Hi S Vinoth, 


Issue 1: severity is 1, 2 or 3 depending on the analyst discretion. 

1 => for anomaly or threat.

2 => medium or not sure

3 => not a problem.

We take 3 from the feedback file, then we inject those records so they don't look "suspicious" to the LDA training.

18 Fields are the results from the analyst work in Spot UI, so yes, they are correct.


Issue 2

This should have been merged some time ago but it haven't. Please review this read me file meanwhile: https://github.com/mpereaji/incubator-spot/blob/Spot-Schemas/spot-setup/APACHE-SPOT-SCHEMA.md 

If dns_a is empty and you get an error and it's marked as not required in the markdown file I indicated above, please raise a new issue with that requirement so we can determine if it's a problem or we should update documentation.


Let me know if any question remains open. I'll work on getting the .md file in master branch.



On Tue, Jan 23, 2018 at 11:07 PM, Vinoth S <weknowth59@gmail.com> wrote:

Hi Team,

Please refer below link for my issue.

I am executing spot-ml alone for my exploration. Need help or few understanding in DNS table values.

Here my queries/Issues:

(Issue 1) I need to know what fields need to be placed in ml_feedbck.csv. Please share some sample file for dns-feedback.csv.
From https://github.com/apache/incubator-spot/blob/master/spot-ml/src/main/scala/org/apache/spot/dns/model/DNSFeedback.scala

I have found 18 parameters required in ml_feedbck.csv. Is it correct? 
What value need to put in dns_sev field/column?


(Issue 2) What fields can be empty in DNS table?

(Issue 2.1) what will happen if I keep dns_a column value is empty? 
When I was loading data in DNS table, sometime dns_a would be empty. If any null or empty values in this field, then my ML has been failed.
So I have followed below t-shark command.
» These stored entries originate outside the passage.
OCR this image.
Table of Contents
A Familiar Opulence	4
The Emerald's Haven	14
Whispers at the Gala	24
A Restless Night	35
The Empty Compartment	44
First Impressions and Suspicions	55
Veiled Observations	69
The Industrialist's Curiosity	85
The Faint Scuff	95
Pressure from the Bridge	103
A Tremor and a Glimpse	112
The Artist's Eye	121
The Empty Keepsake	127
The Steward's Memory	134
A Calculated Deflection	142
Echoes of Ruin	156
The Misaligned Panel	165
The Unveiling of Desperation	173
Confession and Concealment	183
tshark.exe -r traffic_spot_00000_20180123100402.pcap -E separator=, -E header=y -E occurrence=f -T fields -e frame.time -e frame.time_epoch -e frame.len -e ip.src -e ip.dst -e dns.resp.name -e dns.resp.type -e dns.resp.class -e dns.flags.rcode -e dns.a "(dns.flags.response==1) and (dns.a)" > traffic_spot_windows.csv

Problem with above command is ‘it has been executed in windows’. 
Is it anyone give me equivalent Tshark command for Linux/cent-os?

(Issue 2.2) what is the expected value in frame_time column?
My actual value from pcap file is 23-Jan 2018 15:34:16.242978980 India Standard Time. While executing it has been failed.
Then I have modified manually from 23-Jan 2018 15:34:16.242978980 India Standard Time to Jan 23 2018 15:34:16.242978980 IST. 
Then ML executed successful. Is it any bug?